03 March 2009

In Country: Summary of the World Social Forum in Belem, Brasil

The following are a couple of salient excerpts from the summary. Otherwise, here is the link for you to read the whole document. It's pretty compelling and worth more of my attention than I have time to give it right now. http://www.globalresearch.ca/index.php?context=va&aid=12520

"The declaration of indigenous peoples uses similar terms to those found in the ASM declaration to formulate demands for an antiracist, antipatriarchal and socialist alternative that would respect the earth mother. The crisis of the capitalist, eurocentric, patriarchal and racist development model is complete and opens onto the biggest social and environmental crisis in the history of humankind. The financial, economic and energy crisis contributes to structural unemployment, social exclusion, racist violence, machism, and religious fanaticism. So many deep and simultaneous crises spell out a genuine crisis in Western civilisation, the crisis of the ‘capitalist development and modernity’ that jeopardizes all forms of life. Yet even in such a quandary some still dream of improving this model and will not recognize that the present crisis is a product of capitalism itself, on eurocentrism with its model of a State for one nationality, of cultural homogeneity, of Western positive law, and of commodification of life."

"Lula’s political stance is close to the liberal social model of Gordon Brown in England, or of Zapatero in Spain.

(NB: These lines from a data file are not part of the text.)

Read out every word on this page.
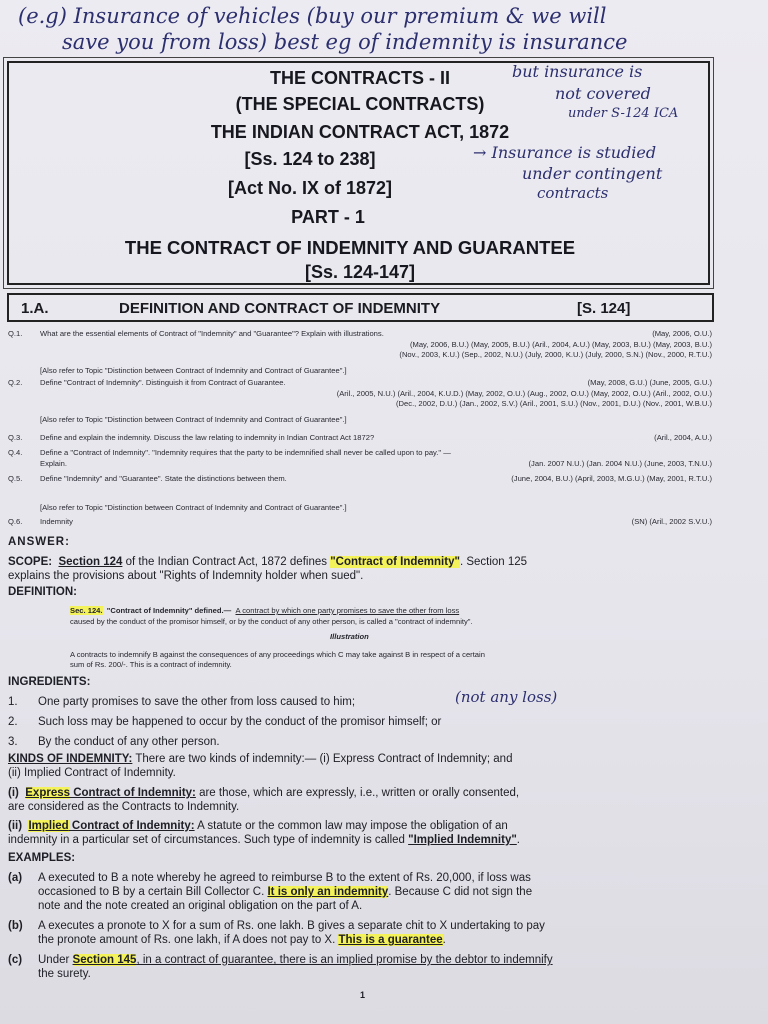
(e.g) Insurance of vehicles (buy our premium & we will
save you from loss) best eg of indemnity is insurance
THE CONTRACTS - II
(THE SPECIAL CONTRACTS)
THE INDIAN CONTRACT ACT, 1872
[Ss. 124 to 238]
[Act No. IX of 1872]
PART - 1
THE CONTRACT OF INDEMNITY AND GUARANTEE
[Ss. 124-147]
but insurance is
not covered
under S-124 ICA
→ Insurance is studied
under contingent
contracts
1.A.	DEFINITION AND CONTRACT OF INDEMNITY	[S. 124]
Q.1. What are the essential elements of Contract of "Indemnity" and "Guarantee"? Explain with illustrations.	(May, 2006, O.U.)
(May, 2006, B.U.) (May, 2005, B.U.) (Aril., 2004, A.U.) (May, 2003, B.U.) (May, 2003, B.U.)
(Nov., 2003, K.U.) (Sep., 2002, N.U.) (July, 2000, K.U.) (July, 2000, S.N.) (Nov., 2000, R.T.U.)
[Also refer to Topic "Distinction between Contract of Indemnity and Contract of Guarantee".]
Q.2. Define "Contract of Indemnity". Distinguish it from Contract of Guarantee.	(May, 2008, G.U.) (June, 2005, G.U.)
(Aril., 2005, N.U.) (Aril., 2004, K.U.D.) (May, 2002, O.U.) (Aug., 2002, O.U.) (May, 2002, O.U.) (Aril., 2002, O.U.)
(Dec., 2002, D.U.) (Jan., 2002, S.V.) (Aril., 2001, S.U.) (Nov., 2001, D.U.) (Nov., 2001, W.B.U.)
[Also refer to Topic "Distinction between Contract of Indemnity and Contract of Guarantee".]
Q.3. Define and explain the indemnity. Discuss the law relating to indemnity in Indian Contract Act 1872?	(Aril., 2004, A.U.)
Q.4. Define a "Contract of Indemnity". "Indemnity requires that the party to be indemnified shall never be called upon to pay." —
Explain.	(Jan. 2007 N.U.) (Jan. 2004 N.U.) (June, 2003, T.N.U.)
Q.5. Define "Indemnity" and "Guarantee". State the distinctions between them.	(June, 2004, B.U.) (April, 2003, M.G.U.) (May, 2001, R.T.U.)
[Also refer to Topic "Distinction between Contract of Indemnity and Contract of Guarantee".]
Q.6. Indemnity	(SN) (Aril., 2002 S.V.U.)
ANSWER:
SCOPE: Section 124 of the Indian Contract Act, 1872 defines "Contract of Indemnity". Section 125
explains the provisions about "Rights of Indemnity holder when sued".
DEFINITION:
Sec. 124. "Contract of Indemnity" defined.— A contract by which one party promises to save the other from loss
caused by the conduct of the promisor himself, or by the conduct of any other person, is called a "contract of indemnity".
Illustration
A contracts to indemnify B against the consequences of any proceedings which C may take against B in respect of a certain
sum of Rs. 200/-. This is a contract of indemnity.
INGREDIENTS:
1. One party promises to save the other from loss caused to him;
2. Such loss may be happened to occur by the conduct of the promisor himself; or
3. By the conduct of any other person.
(not any loss)
KINDS OF INDEMNITY: There are two kinds of indemnity:— (i) Express Contract of Indemnity; and
(ii) Implied Contract of Indemnity.
(i) Express Contract of Indemnity: are those, which are expressly, i.e., written or orally consented,
are considered as the Contracts to Indemnity.
(ii) Implied Contract of Indemnity: A statute or the common law may impose the obligation of an
indemnity in a particular set of circumstances. Such type of indemnity is called "Implied Indemnity".
EXAMPLES:
(a) A executed to B a note whereby he agreed to reimburse B to the extent of Rs. 20,000, if loss was
occasioned to B by a certain Bill Collector C. It is only an indemnity. Because C did not sign the
note and the note created an original obligation on the part of A.
(b) A executes a pronote to X for a sum of Rs. one lakh. B gives a separate chit to X undertaking to pay
the pronote amount of Rs. one lakh, if A does not pay to X. This is a guarantee.
(c) Under Section 145, in a contract of guarantee, there is an implied promise by the debtor to indemnify
the surety.
1
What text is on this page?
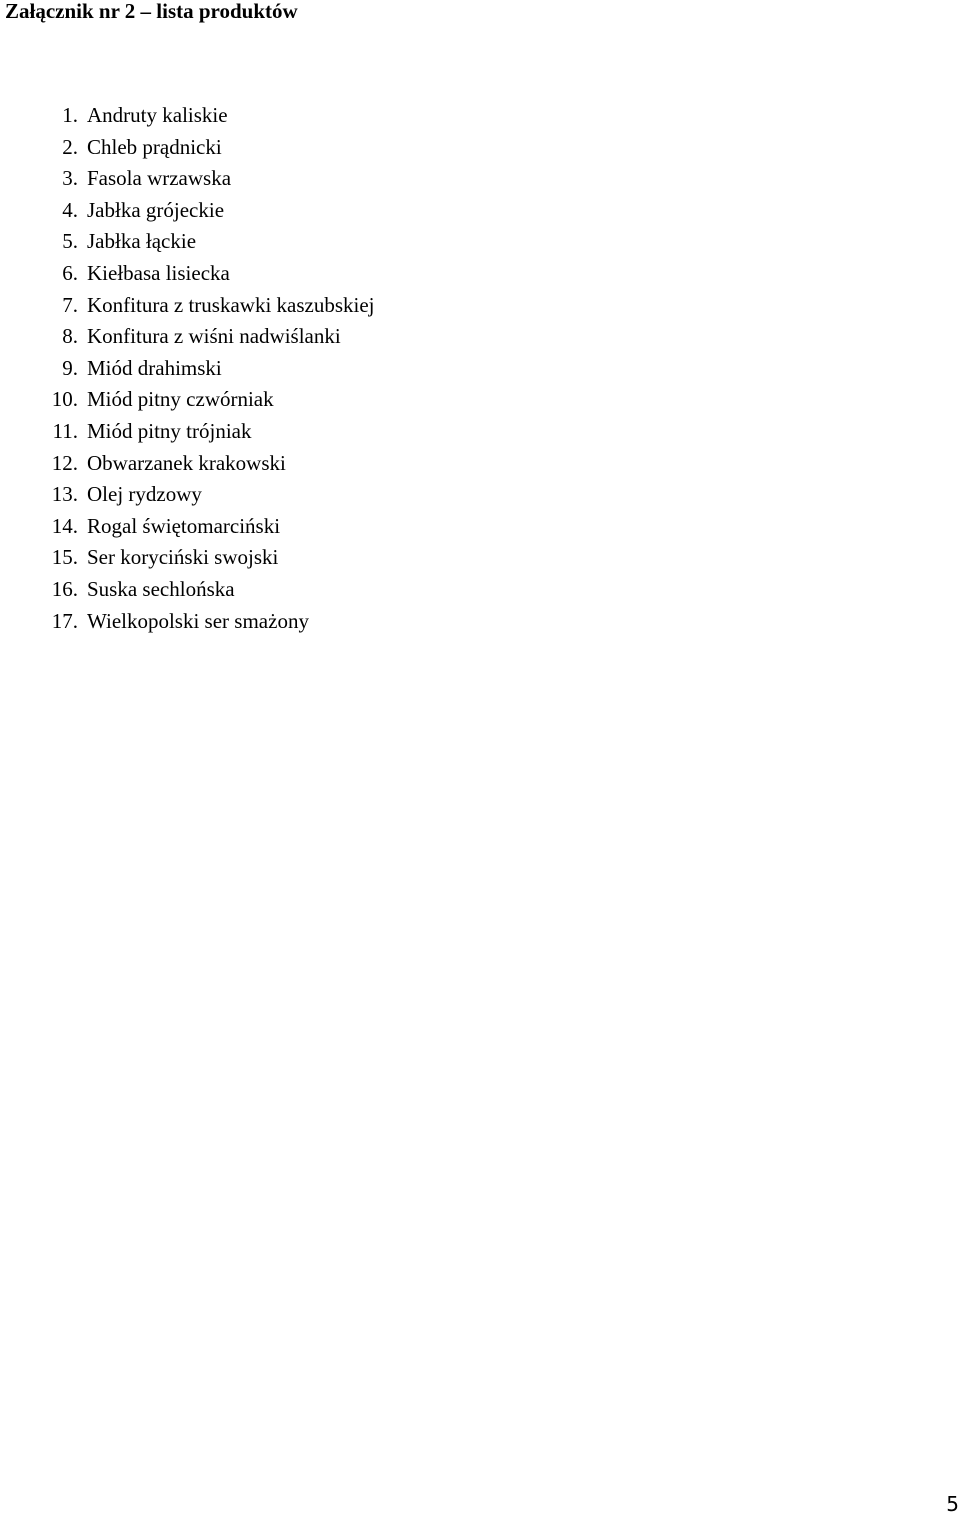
Załącznik nr 2 – lista produktów
1. Andruty kaliskie
2. Chleb prądnicki
3. Fasola wrzawska
4. Jabłka grójeckie
5. Jabłka łąckie
6. Kiełbasa lisiecka
7. Konfitura z truskawki kaszubskiej
8. Konfitura z wiśni nadwiślanki
9. Miód drahimski
10. Miód pitny czwórniak
11. Miód pitny trójniak
12. Obwarzanek krakowski
13. Olej rydzowy
14. Rogal świętomarciński
15. Ser koryciński swojski
16. Suska sechlońska
17. Wielkopolski ser smażony
5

It mainly favours the big capitalist Brazilian companies established throughout Latin America, the powerful Brazilian agribusiness sector, the private banking system, and the big transnational corporations located in Brazil. It is a policy that promotes exports as fundamental to development, in particular the sugar cane industry with a view to producing ethanol, and transgenic soy exports. In ecological terms, however, the consequences for the last five years have been catastrophic. Since 2003, Lula’s policies have engendered deforestation in Amazonia over an area equal to that of Venezuela."

1 comment:

huevofilosofo said...

FYI: this week on “NOW” is discussing the murder of social activist Sister Dorothy who was killed trying to help save the Brazilian Amazon and help empower peasant farmers. Ugh! just like Chico Mendes--wtf!